Student input was deliberately included as part of the curriculum implementation and assessment plan at the University of Minnesota College of Veterinary Medicine. The new curriculum included design features to encourage deeper learning such as a spiral curriculum with cross-course integration, increased open time, and more active learning. Student well-being was seen as a simultaneous need. To gather overall perceptions of workload and well-being, student volunteers from each cohort were surveyed weekly starting in 2013. Survey questions asked about out-of-class work time, level of integration, extracurricular activities, student well-being habits, paid employment, and other factors. Survey questions were combined with course data to get a full picture of week quality, total course work time, extracurricular activities, and the effects of integration. Many of our hypotheses about curricular and extracurricular impacts on week quality were disproven. Week quality was most positively affected by student factors of sleep and exercise, whereas the curricular factors of out-of-class work time, total course work time, and examination hours had the strongest negative effects.
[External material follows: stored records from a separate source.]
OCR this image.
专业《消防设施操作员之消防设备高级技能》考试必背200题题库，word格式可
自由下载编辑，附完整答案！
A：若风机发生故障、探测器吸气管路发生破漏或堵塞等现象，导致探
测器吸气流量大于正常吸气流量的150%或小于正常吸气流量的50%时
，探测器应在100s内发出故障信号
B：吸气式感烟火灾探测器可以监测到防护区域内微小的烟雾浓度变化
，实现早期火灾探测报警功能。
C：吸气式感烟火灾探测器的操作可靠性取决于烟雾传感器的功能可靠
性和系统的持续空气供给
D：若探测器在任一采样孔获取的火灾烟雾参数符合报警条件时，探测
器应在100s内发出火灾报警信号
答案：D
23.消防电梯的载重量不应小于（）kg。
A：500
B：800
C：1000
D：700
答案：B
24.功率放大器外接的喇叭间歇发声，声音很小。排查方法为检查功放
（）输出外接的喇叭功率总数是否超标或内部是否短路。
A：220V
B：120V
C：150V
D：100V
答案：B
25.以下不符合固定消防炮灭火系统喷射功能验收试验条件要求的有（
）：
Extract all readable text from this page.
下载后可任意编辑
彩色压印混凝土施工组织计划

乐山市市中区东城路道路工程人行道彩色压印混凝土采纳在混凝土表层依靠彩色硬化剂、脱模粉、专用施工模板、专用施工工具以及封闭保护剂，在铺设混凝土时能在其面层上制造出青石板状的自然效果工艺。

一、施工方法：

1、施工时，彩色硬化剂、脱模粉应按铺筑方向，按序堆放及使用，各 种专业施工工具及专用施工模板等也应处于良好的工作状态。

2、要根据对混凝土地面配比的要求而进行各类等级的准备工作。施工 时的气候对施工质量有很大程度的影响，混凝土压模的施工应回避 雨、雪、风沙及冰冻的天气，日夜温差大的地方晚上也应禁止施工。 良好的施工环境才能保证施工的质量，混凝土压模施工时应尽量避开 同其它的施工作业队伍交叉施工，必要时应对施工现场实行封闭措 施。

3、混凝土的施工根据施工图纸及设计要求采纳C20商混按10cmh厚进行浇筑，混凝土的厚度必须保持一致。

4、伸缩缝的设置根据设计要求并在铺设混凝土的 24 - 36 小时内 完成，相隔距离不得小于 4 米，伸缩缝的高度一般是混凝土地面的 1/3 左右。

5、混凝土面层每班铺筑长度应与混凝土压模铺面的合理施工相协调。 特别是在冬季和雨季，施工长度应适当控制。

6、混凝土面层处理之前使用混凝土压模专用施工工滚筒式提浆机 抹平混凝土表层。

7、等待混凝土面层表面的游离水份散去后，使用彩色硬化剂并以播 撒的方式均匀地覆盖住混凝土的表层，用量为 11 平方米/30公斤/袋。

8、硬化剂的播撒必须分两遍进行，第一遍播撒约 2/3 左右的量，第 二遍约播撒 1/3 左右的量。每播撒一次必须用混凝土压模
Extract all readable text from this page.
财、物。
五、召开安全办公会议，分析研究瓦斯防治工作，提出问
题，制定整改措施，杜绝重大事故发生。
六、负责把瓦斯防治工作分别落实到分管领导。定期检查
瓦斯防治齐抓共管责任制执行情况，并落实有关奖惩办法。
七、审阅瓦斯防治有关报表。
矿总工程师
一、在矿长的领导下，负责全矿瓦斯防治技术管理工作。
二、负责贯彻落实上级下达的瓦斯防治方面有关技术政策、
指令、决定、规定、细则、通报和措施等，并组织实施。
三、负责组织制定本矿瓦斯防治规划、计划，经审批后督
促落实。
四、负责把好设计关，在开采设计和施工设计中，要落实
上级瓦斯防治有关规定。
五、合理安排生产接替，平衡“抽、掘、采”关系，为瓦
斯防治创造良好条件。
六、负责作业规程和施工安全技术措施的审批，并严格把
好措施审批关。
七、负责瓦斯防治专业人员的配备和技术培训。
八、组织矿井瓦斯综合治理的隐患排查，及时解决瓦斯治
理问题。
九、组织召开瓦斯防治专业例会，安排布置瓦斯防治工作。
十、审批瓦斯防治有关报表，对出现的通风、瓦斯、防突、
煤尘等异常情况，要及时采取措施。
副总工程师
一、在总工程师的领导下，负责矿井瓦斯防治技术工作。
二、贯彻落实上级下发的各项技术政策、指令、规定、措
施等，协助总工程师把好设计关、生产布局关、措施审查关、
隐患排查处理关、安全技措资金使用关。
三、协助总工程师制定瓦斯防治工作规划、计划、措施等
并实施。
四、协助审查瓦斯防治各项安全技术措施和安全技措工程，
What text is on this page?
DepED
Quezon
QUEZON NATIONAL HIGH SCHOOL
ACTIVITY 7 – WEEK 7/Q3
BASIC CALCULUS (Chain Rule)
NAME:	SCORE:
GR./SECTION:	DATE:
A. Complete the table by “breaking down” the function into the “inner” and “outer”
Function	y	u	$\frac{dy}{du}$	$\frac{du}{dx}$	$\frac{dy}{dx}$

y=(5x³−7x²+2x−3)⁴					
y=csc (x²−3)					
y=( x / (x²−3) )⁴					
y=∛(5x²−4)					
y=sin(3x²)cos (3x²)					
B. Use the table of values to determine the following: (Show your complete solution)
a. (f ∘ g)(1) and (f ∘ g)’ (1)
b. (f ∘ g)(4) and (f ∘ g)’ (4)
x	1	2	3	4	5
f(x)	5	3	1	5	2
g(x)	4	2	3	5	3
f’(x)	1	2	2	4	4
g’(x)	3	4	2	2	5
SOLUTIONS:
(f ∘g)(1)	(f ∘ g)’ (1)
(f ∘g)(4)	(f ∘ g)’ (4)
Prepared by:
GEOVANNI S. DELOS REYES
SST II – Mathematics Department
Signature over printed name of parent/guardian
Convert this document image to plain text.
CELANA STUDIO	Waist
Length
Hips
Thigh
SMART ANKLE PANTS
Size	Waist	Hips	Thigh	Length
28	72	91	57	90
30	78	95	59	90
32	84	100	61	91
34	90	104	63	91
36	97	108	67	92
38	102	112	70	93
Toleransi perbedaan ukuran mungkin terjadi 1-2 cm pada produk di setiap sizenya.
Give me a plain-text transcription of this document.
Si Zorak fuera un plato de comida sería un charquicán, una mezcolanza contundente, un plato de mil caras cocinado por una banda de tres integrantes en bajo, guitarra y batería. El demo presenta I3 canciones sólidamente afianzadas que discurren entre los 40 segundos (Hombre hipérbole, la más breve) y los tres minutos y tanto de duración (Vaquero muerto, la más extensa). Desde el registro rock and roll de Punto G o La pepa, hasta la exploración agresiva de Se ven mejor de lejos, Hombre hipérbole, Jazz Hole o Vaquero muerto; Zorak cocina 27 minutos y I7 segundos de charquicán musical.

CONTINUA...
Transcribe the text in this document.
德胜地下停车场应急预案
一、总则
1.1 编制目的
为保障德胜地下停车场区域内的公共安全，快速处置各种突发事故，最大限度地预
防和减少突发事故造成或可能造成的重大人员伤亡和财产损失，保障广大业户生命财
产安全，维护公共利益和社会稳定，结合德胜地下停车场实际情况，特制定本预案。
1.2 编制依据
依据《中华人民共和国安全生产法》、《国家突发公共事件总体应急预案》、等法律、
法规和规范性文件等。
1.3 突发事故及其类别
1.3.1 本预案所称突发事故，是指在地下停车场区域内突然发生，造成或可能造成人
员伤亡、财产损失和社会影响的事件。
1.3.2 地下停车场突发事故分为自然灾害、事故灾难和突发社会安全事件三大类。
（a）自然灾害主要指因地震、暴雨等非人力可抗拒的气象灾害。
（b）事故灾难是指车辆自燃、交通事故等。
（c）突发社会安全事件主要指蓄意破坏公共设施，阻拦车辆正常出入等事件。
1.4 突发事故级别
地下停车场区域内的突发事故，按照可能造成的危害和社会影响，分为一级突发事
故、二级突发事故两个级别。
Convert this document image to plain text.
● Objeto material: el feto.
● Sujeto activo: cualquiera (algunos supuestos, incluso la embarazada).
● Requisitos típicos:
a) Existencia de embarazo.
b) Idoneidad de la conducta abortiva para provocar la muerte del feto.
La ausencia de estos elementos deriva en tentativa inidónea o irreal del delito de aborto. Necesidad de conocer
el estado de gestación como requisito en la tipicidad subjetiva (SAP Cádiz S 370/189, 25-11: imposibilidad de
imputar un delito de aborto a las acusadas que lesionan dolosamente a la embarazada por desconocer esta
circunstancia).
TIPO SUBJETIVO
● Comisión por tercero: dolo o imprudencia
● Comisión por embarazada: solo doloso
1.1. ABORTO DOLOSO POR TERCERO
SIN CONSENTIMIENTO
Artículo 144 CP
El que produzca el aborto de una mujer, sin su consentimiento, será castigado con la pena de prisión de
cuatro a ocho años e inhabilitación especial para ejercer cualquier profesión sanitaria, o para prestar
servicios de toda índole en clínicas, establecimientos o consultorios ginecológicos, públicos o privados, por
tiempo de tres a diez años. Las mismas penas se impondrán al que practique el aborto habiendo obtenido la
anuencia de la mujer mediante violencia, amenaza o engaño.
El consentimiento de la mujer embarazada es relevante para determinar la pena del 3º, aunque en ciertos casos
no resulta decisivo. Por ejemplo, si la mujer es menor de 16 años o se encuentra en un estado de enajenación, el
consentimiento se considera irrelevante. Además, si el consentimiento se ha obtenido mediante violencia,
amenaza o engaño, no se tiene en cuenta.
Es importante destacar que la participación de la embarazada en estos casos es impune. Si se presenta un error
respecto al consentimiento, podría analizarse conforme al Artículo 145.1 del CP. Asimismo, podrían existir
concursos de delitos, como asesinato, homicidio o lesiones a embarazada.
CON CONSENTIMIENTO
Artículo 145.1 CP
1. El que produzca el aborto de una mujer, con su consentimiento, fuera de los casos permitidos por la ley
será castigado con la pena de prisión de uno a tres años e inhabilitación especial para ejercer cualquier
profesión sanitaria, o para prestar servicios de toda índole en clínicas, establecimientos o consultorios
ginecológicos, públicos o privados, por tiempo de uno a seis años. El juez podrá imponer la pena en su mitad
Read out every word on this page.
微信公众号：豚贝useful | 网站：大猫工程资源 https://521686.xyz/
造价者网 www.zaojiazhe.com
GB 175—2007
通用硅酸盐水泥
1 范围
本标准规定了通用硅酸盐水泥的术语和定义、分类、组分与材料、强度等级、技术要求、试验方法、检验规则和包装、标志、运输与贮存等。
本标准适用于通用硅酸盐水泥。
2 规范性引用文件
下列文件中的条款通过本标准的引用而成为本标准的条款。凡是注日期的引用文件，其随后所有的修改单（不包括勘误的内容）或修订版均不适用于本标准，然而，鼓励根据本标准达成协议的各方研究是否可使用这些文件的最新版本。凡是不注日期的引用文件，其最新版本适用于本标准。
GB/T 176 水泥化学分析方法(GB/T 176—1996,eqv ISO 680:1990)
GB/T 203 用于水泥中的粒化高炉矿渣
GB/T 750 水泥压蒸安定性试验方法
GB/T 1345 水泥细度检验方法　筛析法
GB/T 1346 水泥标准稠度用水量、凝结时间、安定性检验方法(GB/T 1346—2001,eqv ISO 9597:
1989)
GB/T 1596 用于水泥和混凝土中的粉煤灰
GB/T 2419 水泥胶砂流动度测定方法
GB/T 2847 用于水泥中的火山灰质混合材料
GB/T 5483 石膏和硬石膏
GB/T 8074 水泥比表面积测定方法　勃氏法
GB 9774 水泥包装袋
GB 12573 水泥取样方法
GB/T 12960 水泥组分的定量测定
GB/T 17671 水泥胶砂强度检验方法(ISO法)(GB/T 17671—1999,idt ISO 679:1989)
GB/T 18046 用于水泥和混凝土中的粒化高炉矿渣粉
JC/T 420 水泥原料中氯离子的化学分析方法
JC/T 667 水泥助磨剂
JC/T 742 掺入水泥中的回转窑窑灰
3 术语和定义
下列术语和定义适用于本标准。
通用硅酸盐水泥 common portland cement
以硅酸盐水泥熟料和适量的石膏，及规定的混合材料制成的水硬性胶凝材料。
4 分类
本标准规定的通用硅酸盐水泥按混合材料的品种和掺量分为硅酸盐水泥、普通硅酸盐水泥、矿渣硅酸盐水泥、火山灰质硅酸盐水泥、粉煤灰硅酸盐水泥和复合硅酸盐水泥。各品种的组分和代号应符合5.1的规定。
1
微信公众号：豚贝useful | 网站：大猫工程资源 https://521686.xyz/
A surprising finding was that open time, in-class hours, and paid employment hours had a minimal effect on week quality. Students identified excessively heavy semesters and uneven semester workloads that resulted in early revisions to the new curriculum. Student feedback provided a view of the curriculum that was not otherwise available and resulted in early and significant impacts on the new curriculum, and they provided insight into whether planned changes had occurred and how effective various factors were in reaching the curricular goals.
Malone, Erin D; Root Kustritz, Margaret V; Rendahl, Aaron; Molgaard, Laura K.
Monitoring the Curriculum through the Student Perspective.
Journal of Veterinary Medical Education.